Recursive Adder Implementation

Sum is set as a default to mimic a variable in JavaScript—it could be directly in the code, but it looks nicer this way

If there’s no more numbers to add, end. If there are, add the ones place to the resultant tuple and continue on with the carry and pop from the 2 num arrays

type Adder<
	Num1 extends number[],
	Num2 extends number[],
	Carry extends 0 | 1 = 0,
	Sum extends number = AddDigits<Carry, AddDigits<Last<Num1>, Last<Num2>>>,
> =
	And<
		And<IsZero<Num1['length']>, IsZero<Num2['length']>>,
		IsZero<Carry>
	> extends true
		? []
		: [...Adder<Pop<Num1>, Pop<Num2>, GetCarry<Sum>>, GetDigit<Sum>];
type AdderExample = Adder<[9, 2, 3, 4], [5, 4, 3, 2]>;
//   ^? [1, 4, 6, 6, 6]

Got it? I understand if not, this is a lot to get through 😅

Joining the result

This calls Adder and converts the array of digits into a single number!

Since we’re stringifying, we can take in a string | number | BigInt with no issue. Let’s call that a NumLike

export type Add<M extends NumLike, N extends NumLike> =
	Adder<Digits<M>, Digits<N>> extends infer R extends number[]
		? ToNumber<Join<R>>
		: never;

You may see a wacky extends infer R extends number[] in there, this is done to get around the recursion/type instantiation depth limit

With this, you can add numbers up until 64 bit floating point numbers can accurately describe them! Maybe if we used BigInts we could go even further!

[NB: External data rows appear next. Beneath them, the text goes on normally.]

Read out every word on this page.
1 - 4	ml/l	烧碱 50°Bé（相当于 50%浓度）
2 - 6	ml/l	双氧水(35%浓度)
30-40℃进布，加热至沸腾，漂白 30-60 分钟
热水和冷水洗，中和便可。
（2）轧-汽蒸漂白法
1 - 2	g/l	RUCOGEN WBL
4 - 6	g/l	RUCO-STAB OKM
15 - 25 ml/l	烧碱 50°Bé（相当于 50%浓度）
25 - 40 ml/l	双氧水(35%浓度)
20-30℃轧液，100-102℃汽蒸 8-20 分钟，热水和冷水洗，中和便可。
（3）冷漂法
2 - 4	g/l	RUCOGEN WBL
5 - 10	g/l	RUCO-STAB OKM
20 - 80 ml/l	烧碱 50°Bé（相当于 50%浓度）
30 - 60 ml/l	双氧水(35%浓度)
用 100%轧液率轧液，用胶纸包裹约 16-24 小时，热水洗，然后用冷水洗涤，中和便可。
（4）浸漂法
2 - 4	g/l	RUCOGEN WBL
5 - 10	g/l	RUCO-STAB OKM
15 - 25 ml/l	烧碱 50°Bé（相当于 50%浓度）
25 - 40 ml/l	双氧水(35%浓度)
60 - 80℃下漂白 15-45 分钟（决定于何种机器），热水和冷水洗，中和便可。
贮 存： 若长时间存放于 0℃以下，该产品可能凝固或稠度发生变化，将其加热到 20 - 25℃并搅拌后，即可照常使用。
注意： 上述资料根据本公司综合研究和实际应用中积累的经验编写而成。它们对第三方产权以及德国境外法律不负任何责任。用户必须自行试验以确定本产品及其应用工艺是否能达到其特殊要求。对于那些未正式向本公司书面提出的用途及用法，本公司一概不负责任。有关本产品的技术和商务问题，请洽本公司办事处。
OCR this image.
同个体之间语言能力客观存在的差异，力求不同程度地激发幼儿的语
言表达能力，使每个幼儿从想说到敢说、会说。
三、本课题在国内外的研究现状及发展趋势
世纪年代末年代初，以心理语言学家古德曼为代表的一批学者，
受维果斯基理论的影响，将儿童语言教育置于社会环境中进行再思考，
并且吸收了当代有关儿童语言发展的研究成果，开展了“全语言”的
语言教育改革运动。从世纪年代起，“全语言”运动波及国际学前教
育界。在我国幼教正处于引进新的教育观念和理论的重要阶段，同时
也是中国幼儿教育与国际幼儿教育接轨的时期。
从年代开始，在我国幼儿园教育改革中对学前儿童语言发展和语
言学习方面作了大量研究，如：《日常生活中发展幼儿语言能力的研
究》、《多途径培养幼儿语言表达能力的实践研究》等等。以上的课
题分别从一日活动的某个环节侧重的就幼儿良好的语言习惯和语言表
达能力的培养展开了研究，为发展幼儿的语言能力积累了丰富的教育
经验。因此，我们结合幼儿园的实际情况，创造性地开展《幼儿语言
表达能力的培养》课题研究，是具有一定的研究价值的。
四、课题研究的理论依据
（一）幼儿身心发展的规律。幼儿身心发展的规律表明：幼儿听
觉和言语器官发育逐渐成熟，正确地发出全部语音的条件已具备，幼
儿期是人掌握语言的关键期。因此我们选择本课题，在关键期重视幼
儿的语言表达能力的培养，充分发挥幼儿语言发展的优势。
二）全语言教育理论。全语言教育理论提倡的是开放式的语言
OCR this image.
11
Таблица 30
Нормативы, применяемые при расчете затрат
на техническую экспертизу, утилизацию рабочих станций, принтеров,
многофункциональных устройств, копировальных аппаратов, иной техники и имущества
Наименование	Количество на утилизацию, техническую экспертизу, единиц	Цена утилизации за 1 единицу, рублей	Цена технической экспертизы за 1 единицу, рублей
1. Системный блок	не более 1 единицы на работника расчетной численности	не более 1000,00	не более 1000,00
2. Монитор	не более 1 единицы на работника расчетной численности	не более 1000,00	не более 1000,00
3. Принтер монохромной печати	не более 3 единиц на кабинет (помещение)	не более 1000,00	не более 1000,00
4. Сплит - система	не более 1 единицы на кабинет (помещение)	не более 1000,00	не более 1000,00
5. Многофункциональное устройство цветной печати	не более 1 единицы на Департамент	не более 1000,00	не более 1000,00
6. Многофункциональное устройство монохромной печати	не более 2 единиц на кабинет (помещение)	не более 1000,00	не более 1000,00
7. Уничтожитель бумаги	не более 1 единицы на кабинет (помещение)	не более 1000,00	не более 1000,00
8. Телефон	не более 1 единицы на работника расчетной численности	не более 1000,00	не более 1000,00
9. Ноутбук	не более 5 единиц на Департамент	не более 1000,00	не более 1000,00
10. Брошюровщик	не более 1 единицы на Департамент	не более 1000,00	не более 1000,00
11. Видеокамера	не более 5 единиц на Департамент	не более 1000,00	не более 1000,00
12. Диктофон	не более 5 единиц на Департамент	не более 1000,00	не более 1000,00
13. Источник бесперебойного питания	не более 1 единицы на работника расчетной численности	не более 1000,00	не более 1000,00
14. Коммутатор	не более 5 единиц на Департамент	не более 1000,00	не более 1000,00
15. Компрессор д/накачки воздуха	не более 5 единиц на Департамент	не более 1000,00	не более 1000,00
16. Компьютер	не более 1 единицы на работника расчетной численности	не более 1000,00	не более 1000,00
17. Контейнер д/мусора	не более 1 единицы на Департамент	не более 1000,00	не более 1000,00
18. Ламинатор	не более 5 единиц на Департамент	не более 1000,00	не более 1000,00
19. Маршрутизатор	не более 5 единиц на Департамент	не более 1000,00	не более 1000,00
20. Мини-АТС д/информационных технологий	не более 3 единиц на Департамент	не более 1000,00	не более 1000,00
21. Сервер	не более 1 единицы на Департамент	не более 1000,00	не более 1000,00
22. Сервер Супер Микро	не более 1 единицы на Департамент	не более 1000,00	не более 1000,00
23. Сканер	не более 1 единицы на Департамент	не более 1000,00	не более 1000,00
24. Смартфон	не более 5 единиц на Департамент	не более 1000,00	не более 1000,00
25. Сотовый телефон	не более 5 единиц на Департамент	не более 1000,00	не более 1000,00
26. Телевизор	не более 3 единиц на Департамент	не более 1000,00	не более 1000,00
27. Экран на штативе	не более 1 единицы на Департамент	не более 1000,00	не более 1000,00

Let’s take a look at the code!

Take a look through the GitHub Repo if you’re so inclined!

Play around with the code in a TypeScript Playground

But could you actually use this in a codebase?

Yes, but should you? It only works well if you know the literal type

You can either know the type at compile time

const add = <T extends number, U extends number>(x: T, y: U) =>
	(x + y) as Add<T, U>;

add(5, 10);
// ^? const add: <5, 10>(x: 5, y: 10) => 15

Or you can do some ridiculous assertions. If you were so inclined, you could assert on every number, albeit with a huge file size and runtime impact. I see the value in unsigned integers, but this level of precision is probably not worth it

let num: number = 10;
//   ^? let num: number
if (num === 10) {
	num;
	// ^? 10
}

I started down this rabbithole after being challenged to do a CodeWars on the same topic. I said it couldn’t be that hard. It ended up taking me 4 hours 😅

CodeWars uses an older version of TypeScript with a lower recursion limit, so I had to do more shenanigans to get it working

For reference, I’ve read the TypeScript Handbook and have been doing similar code challenges including from the TypeScript Type Challenges2 repo, advent of TypeScript, and so on for a few years now

My first blog from 2 years and 4 months ago—Implement Pick in TypeScript—was on the same topic!

Thanks for coming along this journey with me, and hopefully I’ll see you soon!

Footnotes

  1. never is a part of every union. For example, string is technically string | never

  2. Add is an example in the extreme challenge!